1) "I fall into your arms" --> "Αφήνομαι στην αγκαλιά σου" --> where 'αφήνομαι' denotes the person being hugged and not the one who puts their arms around that person.
You can also use it in imperative form "Αφέσου στην αγκαλιά μου", which I use more in every day speech (i.e. when I want to be romanticly cheesy to a girl )
2) "Αφήνομαι στα χέρια σου" --> "I trust you completely (that you will do/take care of sth for me etc)". A second translation could also be used, guardely, "I'm in your hands" which probably sounds more "You are responsible for me now". I would probably avoid the latter.
3) And of course, when someone is released from custody. "Αφέθηκε ελεύθερος" --> "He/She was released".

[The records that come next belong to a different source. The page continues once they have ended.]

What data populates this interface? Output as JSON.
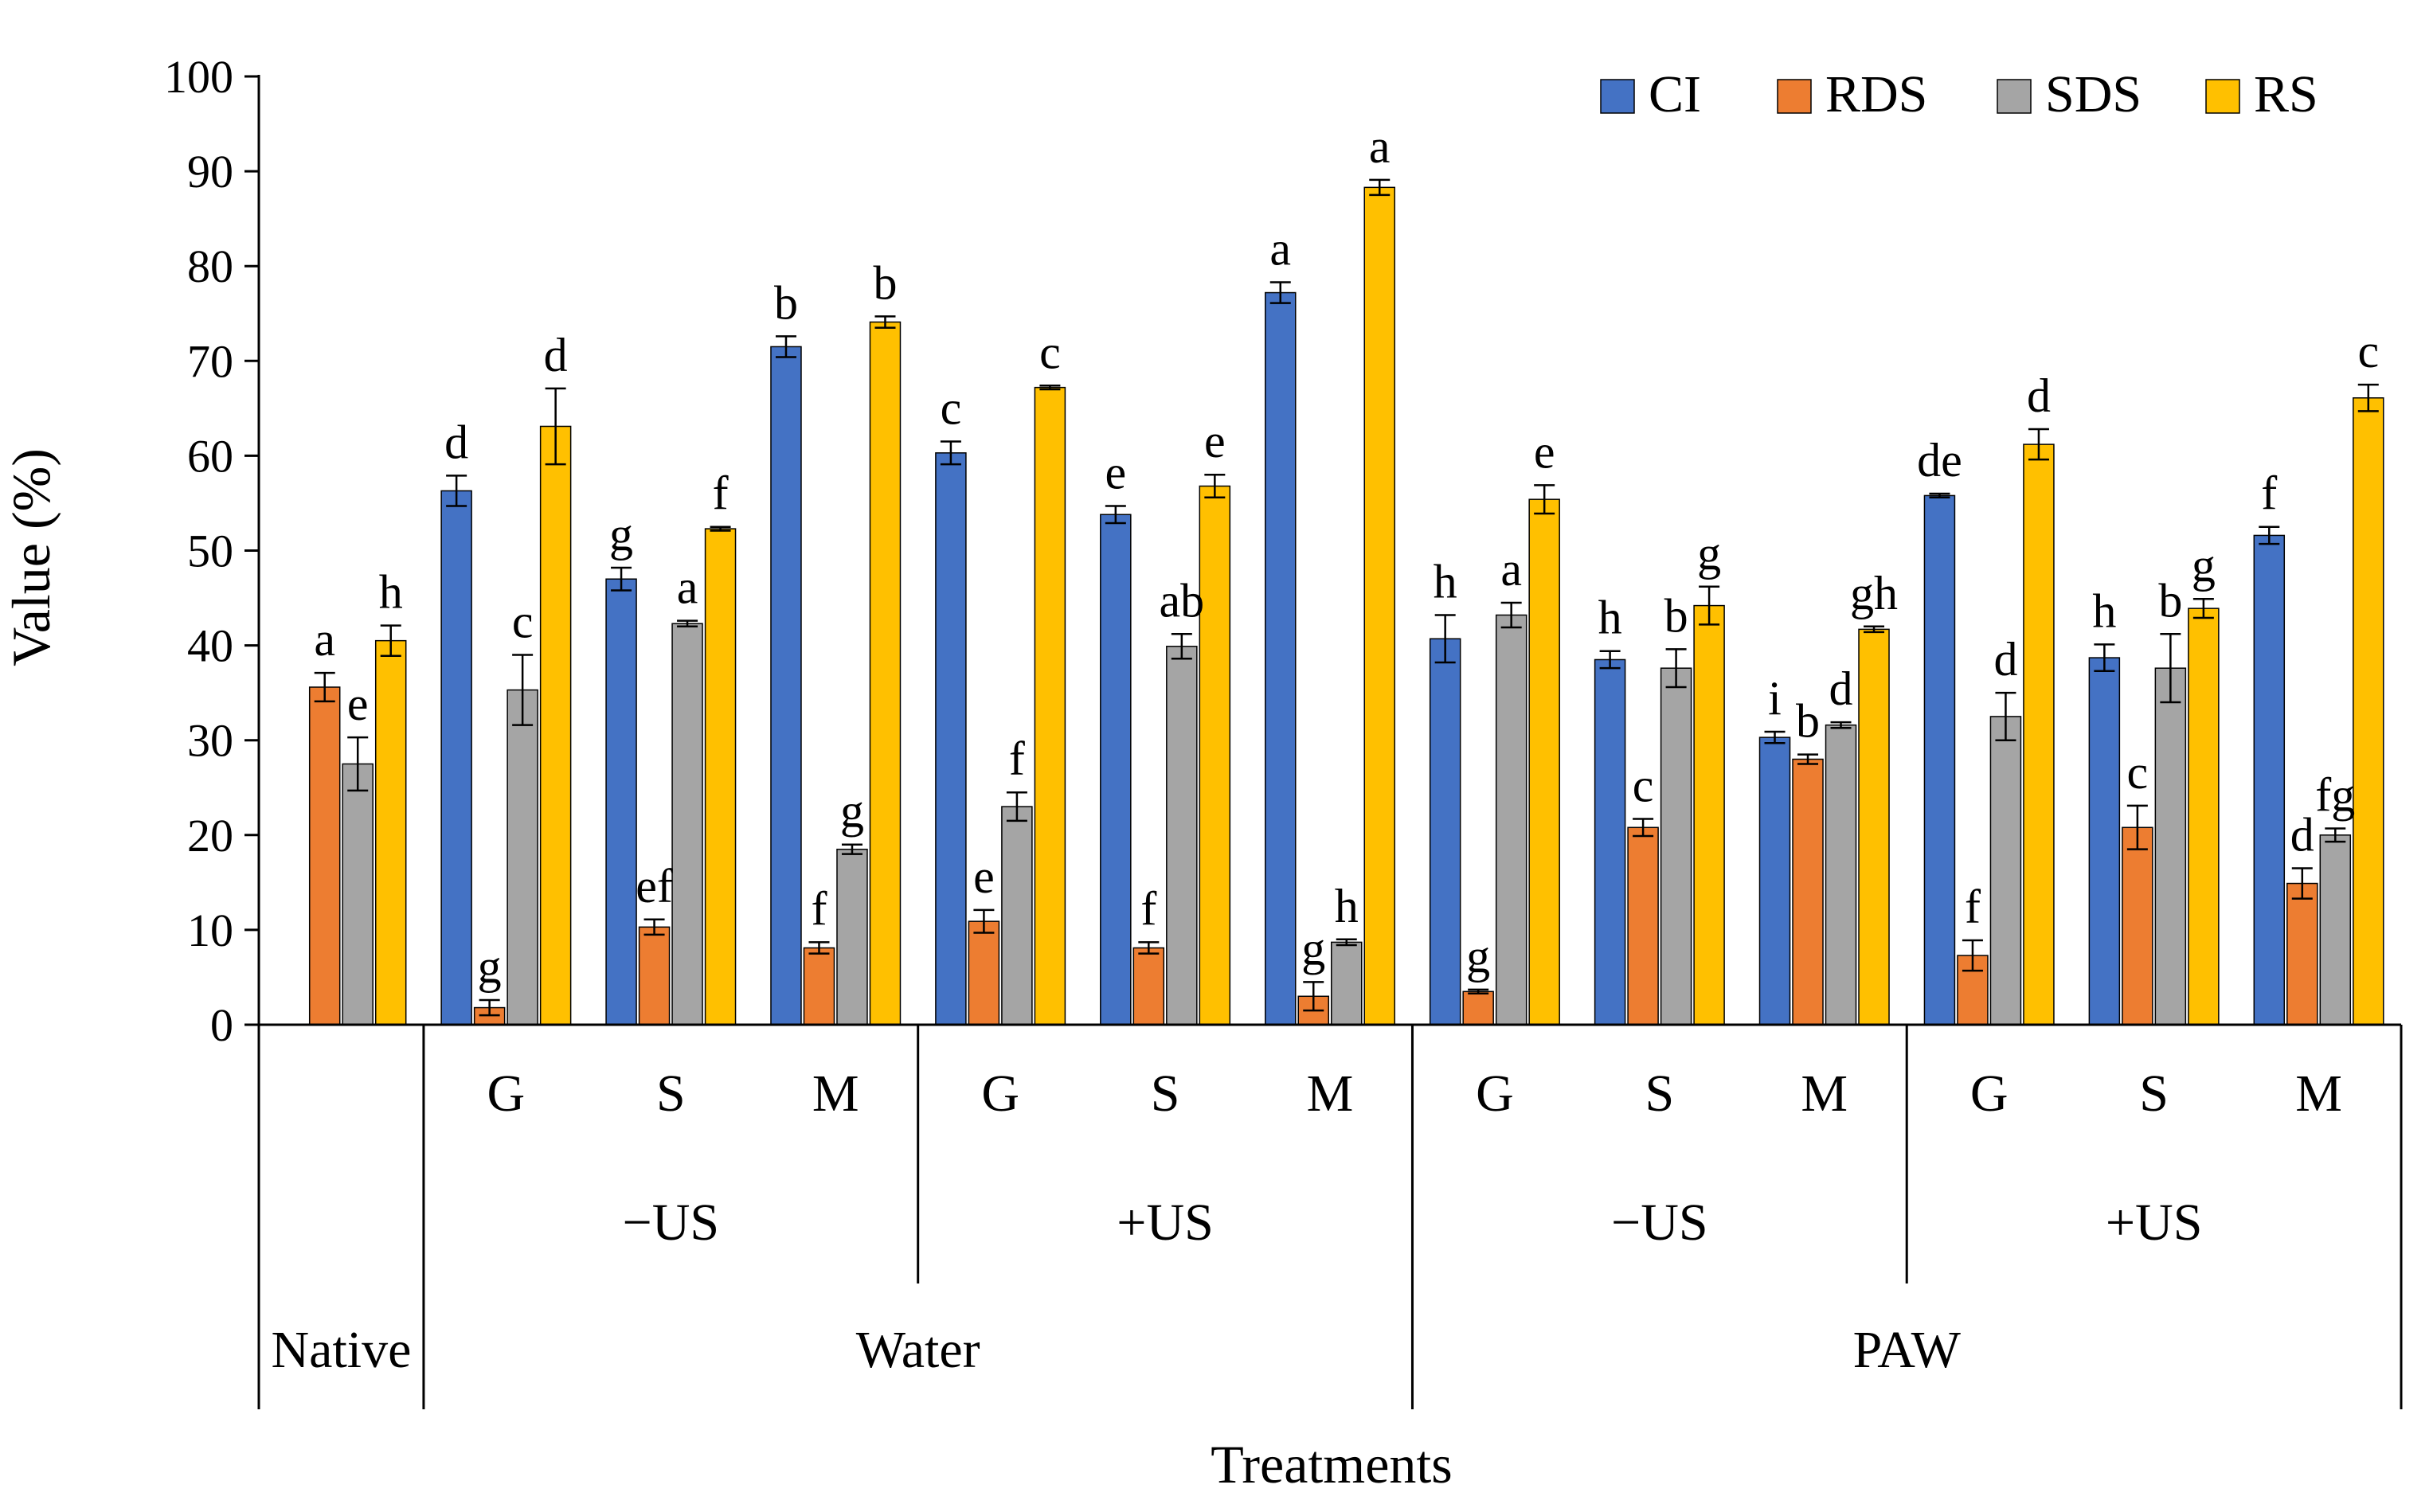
{
  "chart_data": {
    "type": "bar",
    "title": "",
    "xlabel": "Treatments",
    "ylabel": "Value (%)",
    "ylim": [
      0,
      100
    ],
    "yticks": [
      0,
      10,
      20,
      30,
      40,
      50,
      60,
      70,
      80,
      90,
      100
    ],
    "grid": false,
    "legend_position": "top-right",
    "groups": [
      {
        "label": "",
        "subgroup": "",
        "group": "Native"
      },
      {
        "label": "G",
        "subgroup": "−US",
        "group": "Water"
      },
      {
        "label": "S",
        "subgroup": "−US",
        "group": "Water"
      },
      {
        "label": "M",
        "subgroup": "−US",
        "group": "Water"
      },
      {
        "label": "G",
        "subgroup": "+US",
        "group": "Water"
      },
      {
        "label": "S",
        "subgroup": "+US",
        "group": "Water"
      },
      {
        "label": "M",
        "subgroup": "+US",
        "group": "Water"
      },
      {
        "label": "G",
        "subgroup": "−US",
        "group": "PAW"
      },
      {
        "label": "S",
        "subgroup": "−US",
        "group": "PAW"
      },
      {
        "label": "M",
        "subgroup": "−US",
        "group": "PAW"
      },
      {
        "label": "G",
        "subgroup": "+US",
        "group": "PAW"
      },
      {
        "label": "S",
        "subgroup": "+US",
        "group": "PAW"
      },
      {
        "label": "M",
        "subgroup": "+US",
        "group": "PAW"
      }
    ],
    "subgroup_labels": [
      {
        "label": "−US",
        "from": 1,
        "to": 3
      },
      {
        "label": "+US",
        "from": 4,
        "to": 6
      },
      {
        "label": "−US",
        "from": 7,
        "to": 9
      },
      {
        "label": "+US",
        "from": 10,
        "to": 12
      }
    ],
    "group_labels": [
      {
        "label": "Native",
        "from": 0,
        "to": 0
      },
      {
        "label": "Water",
        "from": 1,
        "to": 6
      },
      {
        "label": "PAW",
        "from": 7,
        "to": 12
      }
    ],
    "series": [
      {
        "name": "CI",
        "color": "#4472C4",
        "values": [
          null,
          56.3,
          47.0,
          71.5,
          60.3,
          53.8,
          77.2,
          40.7,
          38.5,
          30.3,
          55.8,
          38.7,
          51.6
        ],
        "errors": [
          0,
          1.6,
          1.2,
          1.1,
          1.2,
          0.9,
          1.1,
          2.5,
          0.9,
          0.6,
          0.2,
          1.4,
          0.9
        ],
        "letters": [
          "",
          "d",
          "g",
          "b",
          "c",
          "e",
          "a",
          "h",
          "h",
          "i",
          "de",
          "h",
          "f"
        ]
      },
      {
        "name": "RDS",
        "color": "#ED7D31",
        "values": [
          35.6,
          1.8,
          10.3,
          8.1,
          10.9,
          8.1,
          3.0,
          3.5,
          20.8,
          28.0,
          7.3,
          20.8,
          14.9
        ],
        "errors": [
          1.5,
          0.8,
          0.8,
          0.6,
          1.2,
          0.6,
          1.5,
          0.2,
          0.9,
          0.5,
          1.6,
          2.3,
          1.6
        ],
        "letters": [
          "a",
          "g",
          "ef",
          "f",
          "e",
          "f",
          "g",
          "g",
          "c",
          "b",
          "f",
          "c",
          "d"
        ]
      },
      {
        "name": "SDS",
        "color": "#A5A5A5",
        "values": [
          27.5,
          35.3,
          42.3,
          18.5,
          23.0,
          39.9,
          8.7,
          43.2,
          37.6,
          31.6,
          32.5,
          37.6,
          20.0
        ],
        "errors": [
          2.8,
          3.7,
          0.3,
          0.5,
          1.5,
          1.3,
          0.3,
          1.3,
          2.0,
          0.3,
          2.5,
          3.6,
          0.7
        ],
        "letters": [
          "e",
          "c",
          "a",
          "g",
          "f",
          "ab",
          "h",
          "a",
          "b",
          "d",
          "d",
          "b",
          "fg"
        ]
      },
      {
        "name": "RS",
        "color": "#FFC000",
        "values": [
          40.5,
          63.1,
          52.3,
          74.1,
          67.2,
          56.8,
          88.3,
          55.4,
          44.2,
          41.7,
          61.2,
          43.9,
          66.1
        ],
        "errors": [
          1.6,
          4.0,
          0.2,
          0.6,
          0.2,
          1.2,
          0.8,
          1.5,
          2.0,
          0.3,
          1.6,
          1.0,
          1.4
        ],
        "letters": [
          "h",
          "d",
          "f",
          "b",
          "c",
          "e",
          "a",
          "e",
          "g",
          "gh",
          "d",
          "g",
          "c"
        ]
      }
    ]
  }
}
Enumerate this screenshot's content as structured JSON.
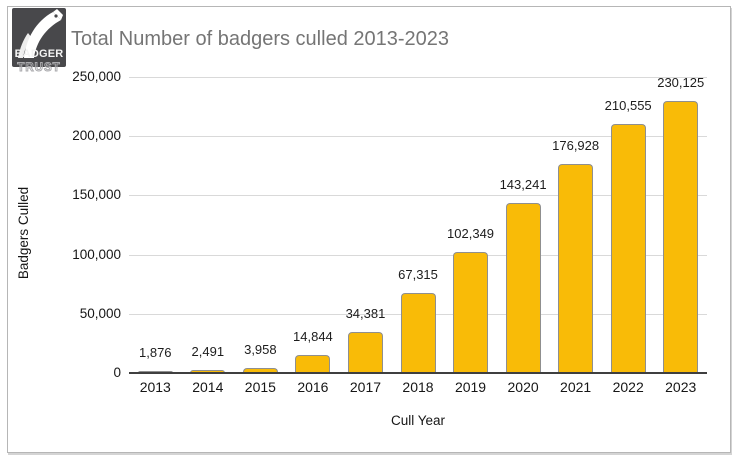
{
  "logo": {
    "line1": "BADGER",
    "line2": "TRUST"
  },
  "chart_data": {
    "type": "bar",
    "title": "Total Number of badgers culled 2013-2023",
    "xlabel": "Cull Year",
    "ylabel": "Badgers Culled",
    "categories": [
      "2013",
      "2014",
      "2015",
      "2016",
      "2017",
      "2018",
      "2019",
      "2020",
      "2021",
      "2022",
      "2023"
    ],
    "values": [
      1876,
      2491,
      3958,
      14844,
      34381,
      67315,
      102349,
      143241,
      176928,
      210555,
      230125
    ],
    "value_labels": [
      "1,876",
      "2,491",
      "3,958",
      "14,844",
      "34,381",
      "67,315",
      "102,349",
      "143,241",
      "176,928",
      "210,555",
      "230,125"
    ],
    "ylim": [
      0,
      250000
    ],
    "yticks": [
      0,
      50000,
      100000,
      150000,
      200000,
      250000
    ],
    "ytick_labels": [
      "0",
      "50,000",
      "100,000",
      "150,000",
      "200,000",
      "250,000"
    ],
    "grid": true,
    "legend": "none",
    "bar_color": "#F9BB07",
    "bar_border_color": "#8F8F8F",
    "grid_color": "#D9D9D9",
    "baseline_color": "#3F3F3F",
    "title_color": "#757575",
    "axis_text_color": "#161616"
  }
}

Υ.Γ. Also, spelling alert. 'Ελληνικής' not 'Ελλινικής'.


----------



## Helleno File

Ah... Sorry I'm slow replying. I've looked at this some more and owe you an apology. You are right: certainly in most legal online references I have found in the US recognizance is _without_ money, although general dictionaries give both possibilities e.g. The Free Dictionary:

1. An obligation, entered into before a judge or magistrate, to perform a particular action, such as appearing in court, without the posting of a bond: released on his own recognizance.
2. A sum of money pledged to assure the performance of such an action.

I am now less sure about the UK position. Thanks for the very thorough review of αφήνομαι which I hadn't seen before.


----------



## dmtrs

Παρακολουθώ τη συζήτηση με ενδιαφέρον, αν και θεωρούσα πως δεν είχα κάτι να συνεισφέρω. Όπως εξέλίσσεται όμως ίσως και να έχω μια χρήσιμη σκέψη: 
Μπορεί κάποιος να κυνηγήσει την ακρίβεια στην απόδοση ενός νοήματος, όπως έχει γίνει ως εδώ. Όταν όμως δεν είναι εξασφαλισμένη, μήπως η αποφυγή της ανακρίβειας (έστω και με χρήση πιο γενικόλογης διατύπωσης) είναι προτιμότερη; Μήπως το "αφέθηκε ελεύθερος υπό όρους" θα έσωζε την παρτίδα; 
Μια σκέψη απλώς...


----------



## Dimitris29

@Helleno File
So, it could be both, depending on the agreed terms.
Good to know.

@dmtrs
I think "...υπό όρους" sounds perfect for my case. Although, it does sound like "on probation", doesn't it?
I had it in mind initially, however, I just needed to find a synonym for 'recognizance'.
Anyway, "...υπό όρους" and "με προσωπική εγγύηση" both sound suitable for the situation, but indeed, "...υπό όρους" is a more general and well-known/heard term to the greek audience and definitely better understood.


----------